La democrazia è viva?

«La democrazia è in grave difficoltà; non tanto per i “nemici dichiarati”, ma per il grave impoverimento, interiore, che la nostra società sta attraversando. Mi domando spesso chi oggi si mobiliterebbe per difendere la democrazia? Una democrazia che ha perso vitalità, a mio avviso, per una ragione generale e che riguarda tutte le società: abbiamo perso di vista lalcune grandi categorie, che nel bene e nel male, hanno formato le nostre civiltà, banalità se vogliamo, ma che ritroviamo nel pensiero ebraico, in quello cristiano, nella filosofia greca, mi riferisco al bene e al male, al vero e al falso, al giusto e all’ingiusto.

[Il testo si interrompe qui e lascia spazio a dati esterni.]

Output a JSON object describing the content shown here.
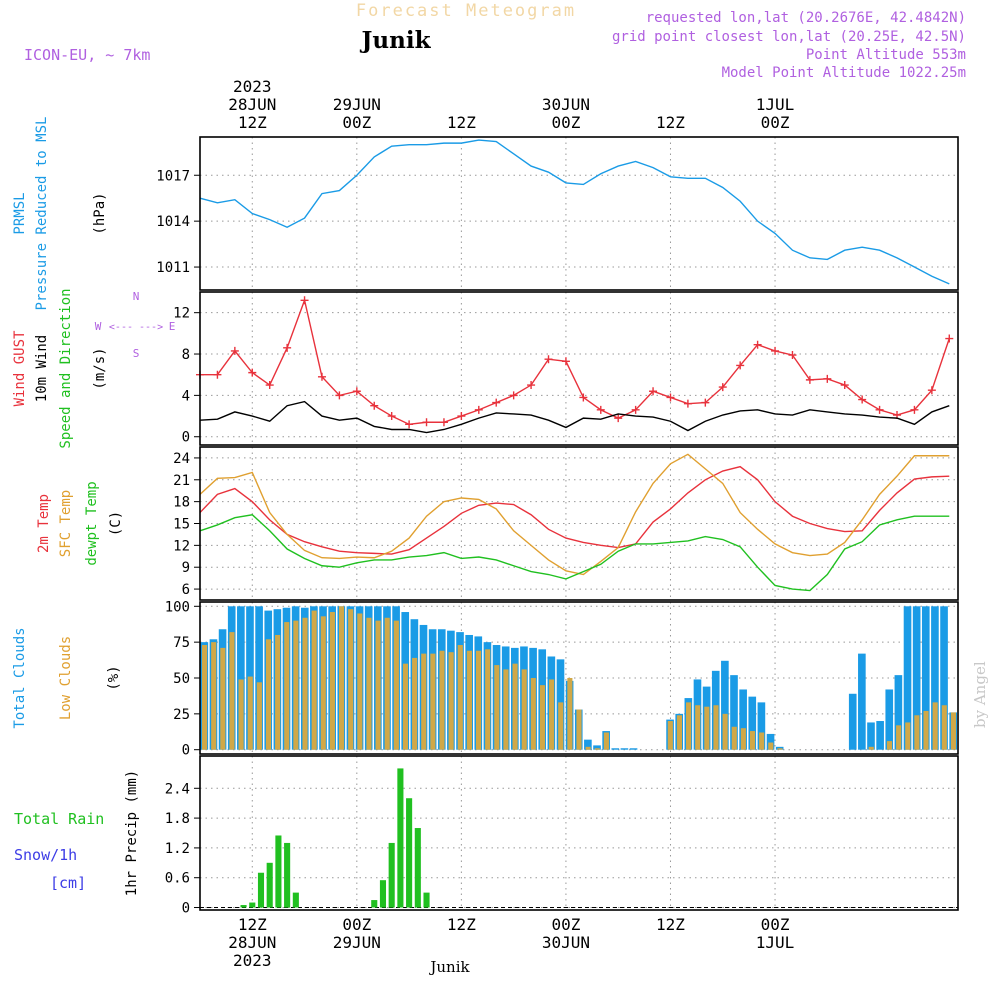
{
  "header": {
    "title": "Forecast Meteogram",
    "location": "Junik",
    "model": "ICON-EU, ~ 7km",
    "requested": "requested lon,lat (20.2676E, 42.4842N)",
    "gridpoint": "grid point closest lon,lat (20.25E, 42.5N)",
    "point_altitude": "Point Altitude 553m",
    "model_altitude": "Model Point Altitude 1022.25m"
  },
  "footer": {
    "location": "Junik",
    "watermark": "by Angel"
  },
  "colors": {
    "pressure": "#1a9be6",
    "gust": "#e8323c",
    "wind": "#000000",
    "temp": "#e8323c",
    "sfc": "#e0a030",
    "dew": "#20c020",
    "total_cloud": "#1a9be6",
    "low_cloud": "#d0a848",
    "rain": "#20c020",
    "snow": "#3c3ce6",
    "purple": "#b060e0"
  },
  "chart_data": {
    "type": "meteogram",
    "time_axis": {
      "start": "2023-06-28 06Z",
      "end": "2023-07-01 21Z",
      "step": "1h",
      "top_labels": [
        {
          "lines": [
            "2023",
            "28JUN",
            "12Z"
          ]
        },
        {
          "lines": [
            "29JUN",
            "00Z"
          ]
        },
        {
          "lines": [
            "12Z"
          ]
        },
        {
          "lines": [
            "30JUN",
            "00Z"
          ]
        },
        {
          "lines": [
            "12Z"
          ]
        },
        {
          "lines": [
            "1JUL",
            "00Z"
          ]
        }
      ],
      "bottom_labels": [
        {
          "lines": [
            "12Z",
            "28JUN",
            "2023"
          ]
        },
        {
          "lines": [
            "00Z",
            "29JUN"
          ]
        },
        {
          "lines": [
            "12Z"
          ]
        },
        {
          "lines": [
            "00Z",
            "30JUN"
          ]
        },
        {
          "lines": [
            "12Z"
          ]
        },
        {
          "lines": [
            "00Z",
            "1JUL"
          ]
        }
      ]
    },
    "panels": [
      {
        "id": "pressure",
        "ylabels": [
          "PRMSL",
          "Pressure Reduced to MSL"
        ],
        "unit": "(hPa)",
        "ylim": [
          1009.5,
          1019.5
        ],
        "yticks": [
          1011,
          1014,
          1017
        ],
        "series": [
          {
            "name": "PRMSL",
            "x": [
              6,
              8,
              10,
              12,
              14,
              16,
              18,
              20,
              22,
              24,
              26,
              28,
              30,
              32,
              34,
              36,
              38,
              40,
              42,
              44,
              46,
              48,
              50,
              52,
              54,
              56,
              58,
              60,
              62,
              64,
              66,
              68,
              70,
              72,
              74,
              76,
              78,
              80,
              82,
              84,
              86,
              88,
              90,
              92
            ],
            "y": [
              1015.5,
              1015.2,
              1015.4,
              1014.5,
              1014.1,
              1013.6,
              1014.2,
              1015.8,
              1016.0,
              1017.0,
              1018.2,
              1018.9,
              1019.0,
              1019.0,
              1019.1,
              1019.1,
              1019.3,
              1019.2,
              1018.4,
              1017.6,
              1017.2,
              1016.5,
              1016.4,
              1017.1,
              1017.6,
              1017.9,
              1017.5,
              1016.9,
              1016.8,
              1016.8,
              1016.2,
              1015.3,
              1014.0,
              1013.2,
              1012.1,
              1011.6,
              1011.5,
              1012.1,
              1012.3,
              1012.1,
              1011.6,
              1011.0,
              1010.4,
              1009.9
            ]
          }
        ]
      },
      {
        "id": "wind",
        "ylabels": [
          "Wind GUST",
          "10m Wind",
          "Speed and Direction"
        ],
        "unit": "(m/s)",
        "compass": {
          "n": "N",
          "s": "S",
          "e": "E",
          "w": "W",
          "arrow": "<--- --->"
        },
        "ylim": [
          -0.8,
          14
        ],
        "yticks": [
          0,
          4,
          8,
          12
        ],
        "series": [
          {
            "name": "Wind GUST",
            "x": [
              6,
              8,
              10,
              12,
              14,
              16,
              18,
              20,
              22,
              24,
              26,
              28,
              30,
              32,
              34,
              36,
              38,
              40,
              42,
              44,
              46,
              48,
              50,
              52,
              54,
              56,
              58,
              60,
              62,
              64,
              66,
              68,
              70,
              72,
              74,
              76,
              78,
              80,
              82,
              84,
              86,
              88,
              90,
              92
            ],
            "y": [
              6.0,
              6.0,
              8.3,
              6.2,
              5.0,
              8.6,
              13.2,
              5.8,
              4.0,
              4.4,
              3.0,
              2.0,
              1.2,
              1.4,
              1.4,
              2.0,
              2.6,
              3.3,
              4.0,
              5.0,
              7.5,
              7.3,
              3.8,
              2.6,
              1.8,
              2.6,
              4.4,
              3.8,
              3.2,
              3.3,
              4.8,
              6.9,
              8.9,
              8.3,
              7.9,
              5.5,
              5.6,
              5.0,
              3.6,
              2.6,
              2.1,
              2.6,
              4.5,
              9.5
            ]
          },
          {
            "name": "10m Wind",
            "x": [
              6,
              8,
              10,
              12,
              14,
              16,
              18,
              20,
              22,
              24,
              26,
              28,
              30,
              32,
              34,
              36,
              38,
              40,
              42,
              44,
              46,
              48,
              50,
              52,
              54,
              56,
              58,
              60,
              62,
              64,
              66,
              68,
              70,
              72,
              74,
              76,
              78,
              80,
              82,
              84,
              86,
              88,
              90,
              92
            ],
            "y": [
              1.6,
              1.7,
              2.4,
              2.0,
              1.5,
              3.0,
              3.4,
              2.0,
              1.6,
              1.8,
              1.0,
              0.7,
              0.7,
              0.4,
              0.7,
              1.2,
              1.8,
              2.3,
              2.2,
              2.1,
              1.6,
              0.9,
              1.8,
              1.7,
              2.2,
              2.0,
              1.9,
              1.5,
              0.6,
              1.5,
              2.1,
              2.5,
              2.6,
              2.2,
              2.1,
              2.6,
              2.4,
              2.2,
              2.1,
              1.9,
              1.8,
              1.2,
              2.4,
              3.0
            ]
          }
        ]
      },
      {
        "id": "temp",
        "ylabels": [
          "2m Temp",
          "SFC Temp",
          "dewpt Temp"
        ],
        "unit": "(C)",
        "ylim": [
          4.5,
          25.5
        ],
        "yticks": [
          6,
          9,
          12,
          15,
          18,
          21,
          24
        ],
        "series": [
          {
            "name": "2m Temp",
            "x": [
              6,
              8,
              10,
              12,
              14,
              16,
              18,
              20,
              22,
              24,
              26,
              28,
              30,
              32,
              34,
              36,
              38,
              40,
              42,
              44,
              46,
              48,
              50,
              52,
              54,
              56,
              58,
              60,
              62,
              64,
              66,
              68,
              70,
              72,
              74,
              76,
              78,
              80,
              82,
              84,
              86,
              88,
              90,
              92
            ],
            "y": [
              16.5,
              19.0,
              19.8,
              18.0,
              15.5,
              13.5,
              12.5,
              11.8,
              11.2,
              11.0,
              10.9,
              10.8,
              11.4,
              13.0,
              14.6,
              16.4,
              17.5,
              17.8,
              17.6,
              16.2,
              14.2,
              13.0,
              12.4,
              12.0,
              11.7,
              12.2,
              15.2,
              17.0,
              19.2,
              21.0,
              22.2,
              22.8,
              21.0,
              18.0,
              16.0,
              15.0,
              14.3,
              13.9,
              14.0,
              16.8,
              19.2,
              21.1,
              21.4,
              21.5
            ]
          },
          {
            "name": "SFC Temp",
            "x": [
              6,
              8,
              10,
              12,
              14,
              16,
              18,
              20,
              22,
              24,
              26,
              28,
              30,
              32,
              34,
              36,
              38,
              40,
              42,
              44,
              46,
              48,
              50,
              52,
              54,
              56,
              58,
              60,
              62,
              64,
              66,
              68,
              70,
              72,
              74,
              76,
              78,
              80,
              82,
              84,
              86,
              88,
              90,
              92
            ],
            "y": [
              19.0,
              21.2,
              21.3,
              22.0,
              16.5,
              13.5,
              11.3,
              10.3,
              10.2,
              10.4,
              10.3,
              11.2,
              13.0,
              16.0,
              18.0,
              18.5,
              18.3,
              17.0,
              14.0,
              12.0,
              10.0,
              8.5,
              8.0,
              9.8,
              11.7,
              16.6,
              20.5,
              23.2,
              24.5,
              22.5,
              20.5,
              16.5,
              14.2,
              12.2,
              11.0,
              10.6,
              10.8,
              12.4,
              15.5,
              19.0,
              21.5,
              24.3,
              24.3,
              24.3
            ]
          },
          {
            "name": "dewpt Temp",
            "x": [
              6,
              8,
              10,
              12,
              14,
              16,
              18,
              20,
              22,
              24,
              26,
              28,
              30,
              32,
              34,
              36,
              38,
              40,
              42,
              44,
              46,
              48,
              50,
              52,
              54,
              56,
              58,
              60,
              62,
              64,
              66,
              68,
              70,
              72,
              74,
              76,
              78,
              80,
              82,
              84,
              86,
              88,
              90,
              92
            ],
            "y": [
              14.0,
              14.8,
              15.8,
              16.2,
              14.0,
              11.5,
              10.2,
              9.2,
              9.0,
              9.6,
              10.0,
              10.0,
              10.4,
              10.6,
              11.0,
              10.2,
              10.4,
              10.0,
              9.2,
              8.4,
              8.0,
              7.4,
              8.4,
              9.4,
              11.2,
              12.2,
              12.2,
              12.4,
              12.6,
              13.2,
              12.8,
              11.8,
              9.0,
              6.5,
              6.0,
              5.8,
              8.0,
              11.5,
              12.5,
              14.8,
              15.5,
              16.0,
              16.0,
              16.0
            ]
          }
        ]
      },
      {
        "id": "clouds",
        "ylabels": [
          "Total Clouds",
          "Low Clouds"
        ],
        "unit": "(%)",
        "ylim": [
          -3,
          103
        ],
        "yticks": [
          0,
          25,
          50,
          75,
          100
        ],
        "series": [
          {
            "name": "Total Clouds",
            "values": [
              75,
              77,
              84,
              100,
              100,
              100,
              100,
              97,
              98,
              99,
              100,
              99,
              100,
              100,
              100,
              100,
              100,
              100,
              100,
              100,
              100,
              100,
              96,
              91,
              87,
              84,
              84,
              83,
              82,
              80,
              79,
              75,
              73,
              72,
              71,
              72,
              71,
              70,
              65,
              63,
              48,
              28,
              7,
              3,
              13,
              1,
              1,
              1,
              0,
              0,
              0,
              21,
              25,
              36,
              49,
              44,
              55,
              62,
              52,
              42,
              37,
              33,
              11,
              2,
              0,
              0,
              0,
              0,
              0,
              0,
              0,
              39,
              67,
              19,
              20,
              42,
              52,
              100,
              100,
              100,
              100,
              100,
              26
            ]
          },
          {
            "name": "Low Clouds",
            "values": [
              73,
              75,
              71,
              82,
              49,
              51,
              47,
              77,
              80,
              89,
              90,
              92,
              97,
              93,
              96,
              100,
              98,
              95,
              92,
              90,
              92,
              90,
              60,
              64,
              67,
              67,
              69,
              68,
              73,
              69,
              69,
              70,
              59,
              56,
              60,
              56,
              50,
              45,
              49,
              33,
              50,
              28,
              2,
              1,
              12,
              0,
              0,
              0,
              0,
              0,
              0,
              20,
              24,
              33,
              31,
              30,
              31,
              25,
              16,
              15,
              13,
              12,
              5,
              1,
              0,
              0,
              0,
              0,
              0,
              0,
              0,
              0,
              0,
              2,
              0,
              6,
              17,
              19,
              24,
              27,
              33,
              31,
              26
            ]
          }
        ]
      },
      {
        "id": "precip",
        "ylabels": [
          "1hr Precip (mm)"
        ],
        "left_legend": [
          "Total  Rain",
          "Snow/1h",
          "[cm]"
        ],
        "ylim": [
          -0.05,
          3.05
        ],
        "yticks": [
          0,
          0.6,
          1.2,
          1.8,
          2.4
        ],
        "series": [
          {
            "name": "Total Rain",
            "x": [
              11,
              12,
              13,
              14,
              15,
              16,
              17,
              18,
              19,
              26,
              27,
              28,
              29,
              30,
              31,
              32,
              33,
              34,
              35
            ],
            "y": [
              0.05,
              0.1,
              0.7,
              0.9,
              1.45,
              1.3,
              0.3,
              0.0,
              0.0,
              0.15,
              0.55,
              1.3,
              2.8,
              2.2,
              1.6,
              0.3,
              0.0,
              0.0,
              0.0
            ]
          }
        ]
      }
    ]
  }
}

Se ci guardassimo intorno, con profondità, rimarremmo attoniti e sconcertati dalla nostra apatia, ignavia, nei confronti delle grandi ingiustizie che avvengono vicino e lontano da noi, che la televisione e i media ci raccontano. Abbiamo perso quella forza interiore che i nostri antenati avevano, senza la quale la democrazia non ha più valore. La democrazia non interessa più, oggi vince l’attaccamento a quello status squo in cui siamo immersi e che ci priva della possibilità di poter osservare le cose con una prospettiva diversa, reale. Abbiamo perso il criterio del giudizio. La democrazia dovrebbe essere il regime del confronto, del dialogo, della maturazione tra le diverse anime, un pensiero politico lungimirante e condiviso ,basato sulle grandi categorie del bene e del male, del giusto e dell’ingiusto, del falso e del vero. Le religioni, non dogmatiche o fanatiche, potrebbero essere una giusta risposta e una risorsa per la democrazia».